2. The operation panel control system according to claim 1, characterized in that, The MCU has a built-in interrupt service routine, which prioritizes the processing of manual operation signals transmitted by the operation component control module, ensuring that the interrupt response delay is less than 15ms.
3. The operation panel control system according to claim 1, characterized in that, The CAN communication module has a baud rate of 500kbps, a control command transmission delay of <20ms, and a display refresh rate of 1Hz after receiving status data, with a display delay of <100ms.
4. The operation panel control system according to claim 1, characterized in that, In the illuminated button control module, DIN1 corresponds to brush control, DIN2 corresponds to water suction control, and DIN3 corresponds to water valve control. After being pressed, the MCU sends the corresponding control command to the external actuator via the CAN_TX pin.

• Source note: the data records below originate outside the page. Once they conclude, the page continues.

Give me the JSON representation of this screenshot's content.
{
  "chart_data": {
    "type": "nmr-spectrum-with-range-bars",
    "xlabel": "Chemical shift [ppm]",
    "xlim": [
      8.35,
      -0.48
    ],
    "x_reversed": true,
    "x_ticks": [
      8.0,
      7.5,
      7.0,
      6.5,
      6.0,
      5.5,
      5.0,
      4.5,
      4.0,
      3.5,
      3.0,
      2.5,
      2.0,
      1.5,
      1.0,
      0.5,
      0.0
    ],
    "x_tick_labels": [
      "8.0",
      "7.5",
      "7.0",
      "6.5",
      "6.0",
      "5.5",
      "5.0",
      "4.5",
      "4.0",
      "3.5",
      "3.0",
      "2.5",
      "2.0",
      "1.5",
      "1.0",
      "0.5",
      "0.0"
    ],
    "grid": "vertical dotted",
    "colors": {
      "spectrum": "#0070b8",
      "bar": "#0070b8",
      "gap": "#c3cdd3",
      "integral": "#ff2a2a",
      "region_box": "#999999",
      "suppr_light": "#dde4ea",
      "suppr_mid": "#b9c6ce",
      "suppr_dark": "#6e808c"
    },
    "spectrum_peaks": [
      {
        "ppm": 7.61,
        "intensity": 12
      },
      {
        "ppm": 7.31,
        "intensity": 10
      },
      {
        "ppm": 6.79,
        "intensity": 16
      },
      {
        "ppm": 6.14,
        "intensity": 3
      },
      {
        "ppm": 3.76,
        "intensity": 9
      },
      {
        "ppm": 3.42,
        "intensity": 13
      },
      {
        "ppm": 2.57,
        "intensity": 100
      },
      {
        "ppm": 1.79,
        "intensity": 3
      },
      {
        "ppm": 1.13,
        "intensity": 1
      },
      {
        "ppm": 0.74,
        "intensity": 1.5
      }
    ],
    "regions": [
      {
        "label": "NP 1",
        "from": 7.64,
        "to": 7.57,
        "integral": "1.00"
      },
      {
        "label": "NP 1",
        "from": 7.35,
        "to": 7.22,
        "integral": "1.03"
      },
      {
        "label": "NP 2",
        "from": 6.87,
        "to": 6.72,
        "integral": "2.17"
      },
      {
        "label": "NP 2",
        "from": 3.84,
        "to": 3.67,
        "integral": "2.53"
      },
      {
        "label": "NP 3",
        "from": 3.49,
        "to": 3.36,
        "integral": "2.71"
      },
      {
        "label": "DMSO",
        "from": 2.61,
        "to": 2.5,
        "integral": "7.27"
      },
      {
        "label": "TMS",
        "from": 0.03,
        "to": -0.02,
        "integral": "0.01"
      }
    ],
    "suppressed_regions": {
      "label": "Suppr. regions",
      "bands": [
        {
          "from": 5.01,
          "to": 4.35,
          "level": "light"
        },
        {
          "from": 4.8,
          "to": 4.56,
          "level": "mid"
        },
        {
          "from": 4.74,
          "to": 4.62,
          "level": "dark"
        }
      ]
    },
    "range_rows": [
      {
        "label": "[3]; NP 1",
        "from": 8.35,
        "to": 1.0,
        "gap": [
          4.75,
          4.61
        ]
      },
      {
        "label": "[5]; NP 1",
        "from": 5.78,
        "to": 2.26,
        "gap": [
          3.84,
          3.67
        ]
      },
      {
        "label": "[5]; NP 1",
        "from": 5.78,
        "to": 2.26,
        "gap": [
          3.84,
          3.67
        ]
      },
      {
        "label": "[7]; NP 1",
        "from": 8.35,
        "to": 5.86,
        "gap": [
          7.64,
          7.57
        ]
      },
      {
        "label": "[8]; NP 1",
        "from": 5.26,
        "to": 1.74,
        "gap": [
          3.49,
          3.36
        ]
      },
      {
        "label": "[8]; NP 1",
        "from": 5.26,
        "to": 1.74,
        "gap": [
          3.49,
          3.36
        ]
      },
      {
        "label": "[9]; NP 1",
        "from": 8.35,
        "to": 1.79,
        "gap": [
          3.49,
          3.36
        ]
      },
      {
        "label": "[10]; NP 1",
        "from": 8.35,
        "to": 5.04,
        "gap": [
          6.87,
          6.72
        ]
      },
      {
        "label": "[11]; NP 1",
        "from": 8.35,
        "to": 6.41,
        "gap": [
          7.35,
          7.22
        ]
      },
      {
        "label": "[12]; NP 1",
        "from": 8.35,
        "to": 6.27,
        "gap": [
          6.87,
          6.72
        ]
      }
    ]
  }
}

5. The operation panel control system according to claim 1, characterized in that, In the control module of the operating components, the front and rear levers are used to control the direction of travel of the equipment, the left and right joysticks are used to control the steering wheel, and the throttle pedal is used to control the travel speed. The signals of the three are converted by MCUAD to generate corresponding control commands.
6. The operation panel control system according to claim 1, characterized in that, It also includes an abnormality indication unit, which is connected to the MCU. When the CAN_RX pin receives low battery or fault abnormality data, the MCU controls the abnormality indication unit to light up and display the abnormal information on the e-ink screen.
7. The operation panel control system according to claim 1, characterized in that, The power module also includes filter capacitors C17, C18, C19, C20, and C21, all of which are 0.1uF. These capacitors are connected in parallel to the LDO output terminal and the power supply terminal of each module to stabilize the voltage.